Spore
Interspecies relations break down
At each of Spore’s five stages, from the microbiotic to the intergalactic, there is an eternal choice: kill or... don’t. When you start, as a microbe with teeth, it’s kill or be vegetarian. When you evolve enough to crawl from the primordial soup to dry land, it’s kill or sing little songs to befriend things. Once your species forms a society and decides what buildings to have in its first village, it’s kill or bring plates of oranges to appease semi-sentient tangles of legs and mouths. At the civilisation level, it’s build killing-machines or maraca-factories. Maracas, of course, help when you’re doing a little dance to befriend a bristling heap of fanged mouths.

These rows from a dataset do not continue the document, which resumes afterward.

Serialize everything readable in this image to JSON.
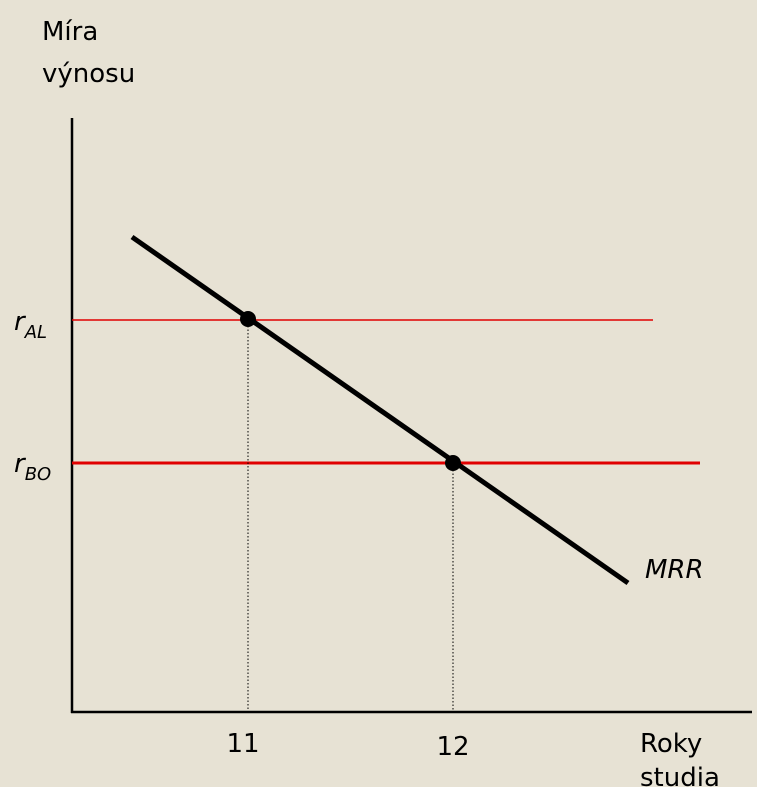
{
  "y_axis_label": [
    "Míra",
    "výnosu"
  ],
  "x_axis_label": [
    "Roky",
    "studia"
  ],
  "x_tick_labels": [
    "11",
    "12"
  ],
  "rates": [
    {
      "symbol": "r",
      "subscript": "AL"
    },
    {
      "symbol": "r",
      "subscript": "BO"
    }
  ],
  "curve_label": "MRR"
}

Two things surprised us about the nonviolent side of Spore once we got to play it: firstly, we really enjoyed it. Much more than the killing, which is generally just a matter of clicking on the creature you want to bite to death. We enjoyed dancing for a bag of eyes to make it our bitch. We enjoyed trying to copy a many-fanged bipedal lizard when he played dead for our amusement, to demonstrate that we weren’t so different. We never managed to kit out our army with maracas, but we’re willing to bet we would have enjoyed that too.

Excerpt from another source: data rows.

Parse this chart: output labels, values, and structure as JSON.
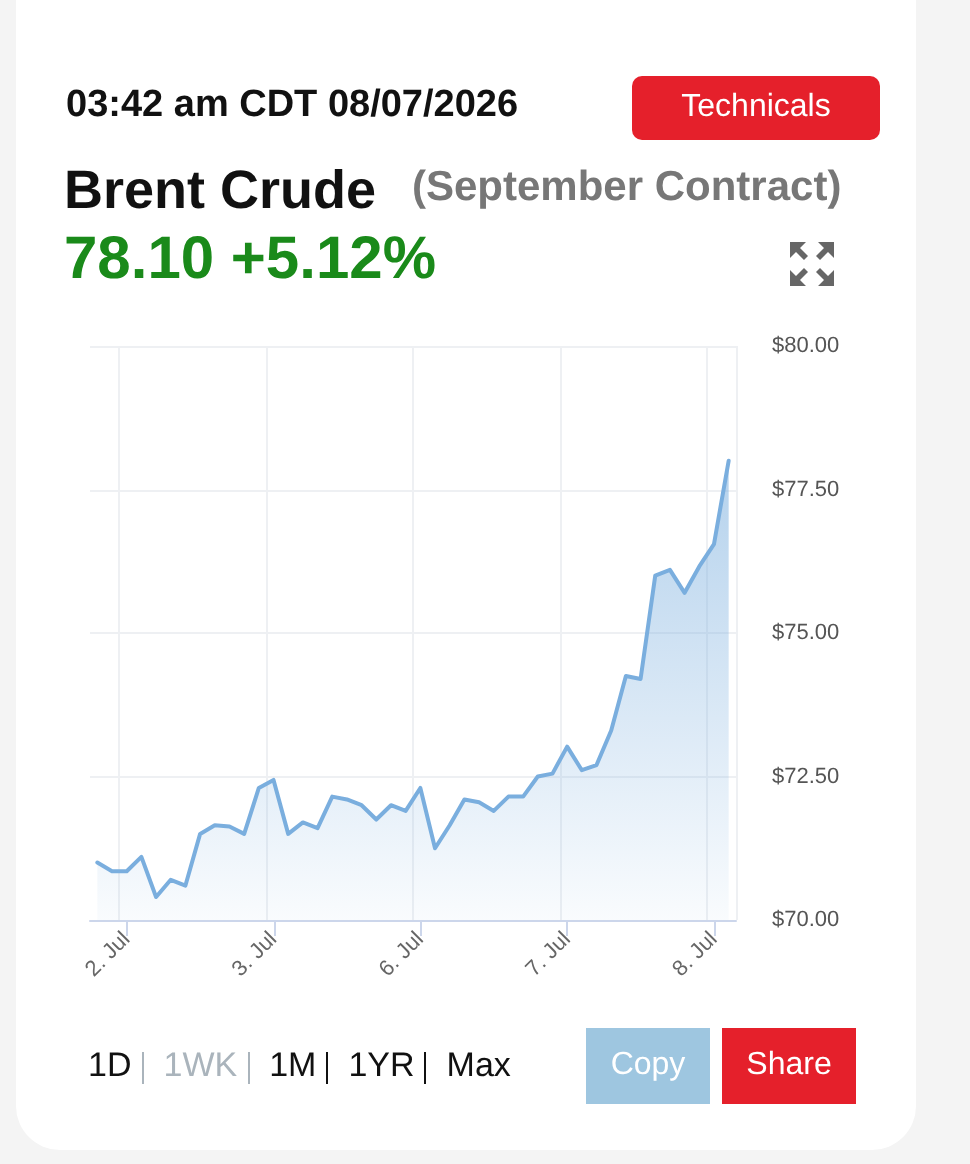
{
  "chart_data": {
    "type": "area",
    "title": "Brent Crude",
    "subtitle": "(September Contract)",
    "annotations": [
      "03:42 am CDT 08/07/2026",
      "78.10 +5.12%",
      "Technicals",
      "1D",
      "1WK",
      "1M",
      "1YR",
      "Max",
      "Copy",
      "Share"
    ],
    "categories": [
      null,
      null,
      "2. Jul",
      null,
      null,
      null,
      null,
      null,
      null,
      null,
      null,
      null,
      "3. Jul",
      null,
      null,
      null,
      null,
      null,
      null,
      null,
      null,
      null,
      "6. Jul",
      null,
      null,
      null,
      null,
      null,
      null,
      null,
      null,
      null,
      "7. Jul",
      null,
      null,
      null,
      null,
      null,
      null,
      null,
      null,
      null,
      "8. Jul",
      null
    ],
    "series": [
      {
        "color": "#7aaede",
        "values": [
          71.0,
          70.85,
          70.85,
          71.1,
          70.4,
          70.7,
          70.6,
          71.5,
          71.65,
          71.63,
          71.5,
          72.3,
          72.44,
          71.5,
          71.7,
          71.6,
          72.15,
          72.1,
          72.0,
          71.75,
          72.0,
          71.9,
          72.3,
          71.25,
          71.65,
          72.1,
          72.05,
          71.9,
          72.15,
          72.15,
          72.5,
          72.55,
          73.02,
          72.61,
          72.7,
          73.3,
          74.25,
          74.2,
          76.0,
          76.1,
          75.7,
          76.16,
          76.55,
          78.0
        ]
      }
    ],
    "ylim": [
      70,
      80
    ],
    "yticks": [
      {
        "value": 70,
        "label": "$70.00"
      },
      {
        "value": 72.5,
        "label": "$72.50"
      },
      {
        "value": 75,
        "label": "$75.00"
      },
      {
        "value": 77.5,
        "label": "$77.50"
      },
      {
        "value": 80,
        "label": "$80.00"
      }
    ],
    "grid": true,
    "marker": "none",
    "line_style": "solid"
  }
}
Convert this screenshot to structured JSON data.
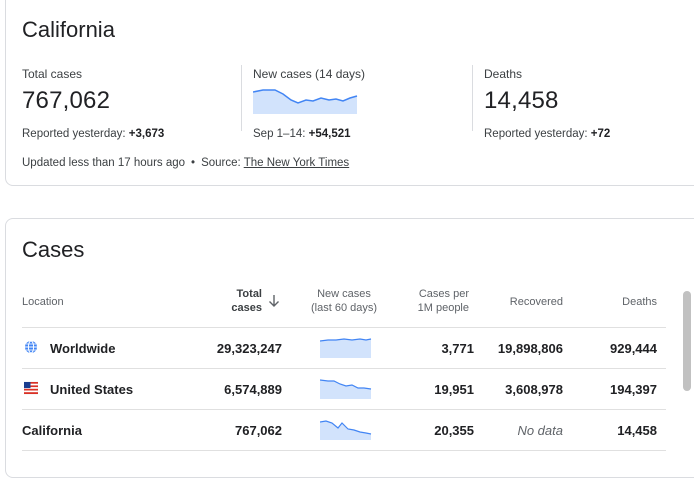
{
  "summary": {
    "title": "California",
    "total_cases": {
      "label": "Total cases",
      "value": "767,062",
      "sub_label": "Reported yesterday: ",
      "sub_value": "+3,673"
    },
    "new_cases": {
      "label": "New cases (14 days)",
      "sub_label": "Sep 1–14: ",
      "sub_value": "+54,521"
    },
    "deaths": {
      "label": "Deaths",
      "value": "14,458",
      "sub_label": "Reported yesterday: ",
      "sub_value": "+72"
    },
    "footer": {
      "updated": "Updated less than 17 hours ago",
      "separator": "•",
      "source_label": "Source: ",
      "source_link": "The New York Times"
    }
  },
  "cases": {
    "title": "Cases",
    "columns": {
      "location": "Location",
      "total_line1": "Total",
      "total_line2": "cases",
      "new_line1": "New cases",
      "new_line2": "(last 60 days)",
      "per_line1": "Cases per",
      "per_line2": "1M people",
      "recovered": "Recovered",
      "deaths": "Deaths"
    },
    "rows": [
      {
        "location": "Worldwide",
        "icon": "globe-icon",
        "total": "29,323,247",
        "per_million": "3,771",
        "recovered": "19,898,806",
        "deaths": "929,444"
      },
      {
        "location": "United States",
        "icon": "us-flag-icon",
        "total": "6,574,889",
        "per_million": "19,951",
        "recovered": "3,608,978",
        "deaths": "194,397"
      },
      {
        "location": "California",
        "icon": "",
        "total": "767,062",
        "per_million": "20,355",
        "recovered": "No data",
        "deaths": "14,458"
      }
    ]
  },
  "colors": {
    "sparkline": "#4285f4",
    "sparkline_fill": "#d2e3fc",
    "link": "#3c4043"
  }
}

All screens are from the PC version
The other surprising thing is that we sucked at it. We like to think of ourselves as masters of diplomacy, and yet somehow our first attempt to impress the Pugzli race ended with us throwing the picked-clean skull of one of their children into their chieftain’s face. Wait, we can explain. See, first we tried killing them. No, wait, we can explain that too. That wasn’t to impress them. We just wanted to try the combat before we tried the socialising. We figured they weren’t smart, they wouldn’t spot that we’d just killed and eaten two of their kin. Or that we’d picked up both their skulls and were now wearing them as gloves.

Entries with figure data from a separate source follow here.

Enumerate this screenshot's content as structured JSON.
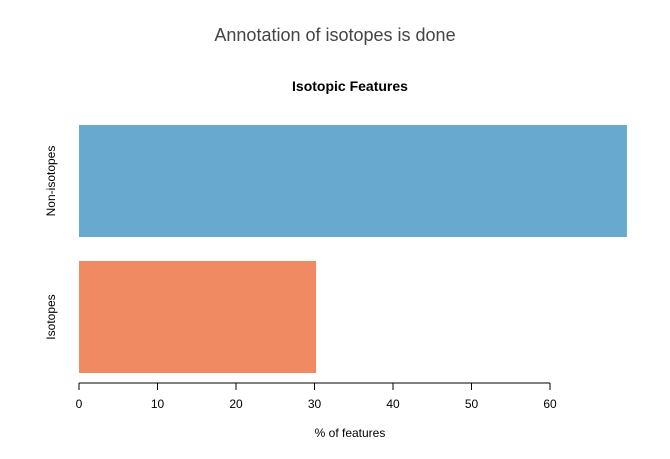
{
  "page": {
    "title": "Annotation of isotopes is done"
  },
  "chart_data": {
    "type": "bar",
    "orientation": "horizontal",
    "title": "Isotopic Features",
    "xlabel": "% of features",
    "ylabel": "",
    "categories": [
      "Non-isotopes",
      "Isotopes"
    ],
    "values": [
      69.8,
      30.2
    ],
    "colors": [
      "#67a9cf",
      "#ef8a62"
    ],
    "xlim": [
      0,
      70
    ],
    "xticks": [
      0,
      10,
      20,
      30,
      40,
      50,
      60
    ],
    "grid": false,
    "legend": "none"
  }
}
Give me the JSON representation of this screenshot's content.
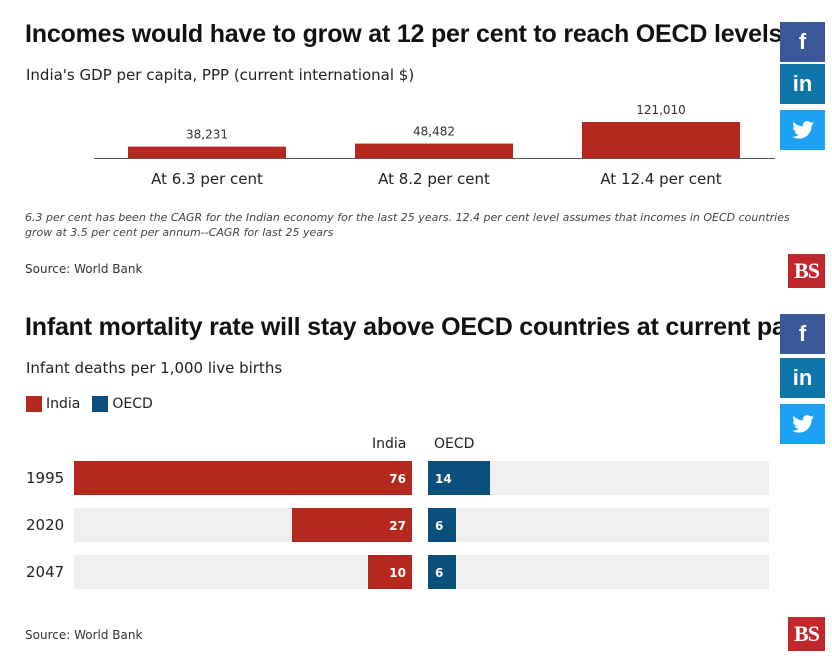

We didn’t know you could do that. We also didn’t know that, even in ‘social’ mode, the default action when clicking another creature and holding something is to throw the thing at that creature, friend or foe. But what really offended the Pugzli was that, when their chieftain recovered from the posthumous flying headbutt, he performed a complicated stomping dance that we weren’t able to repeat. We could never be friends.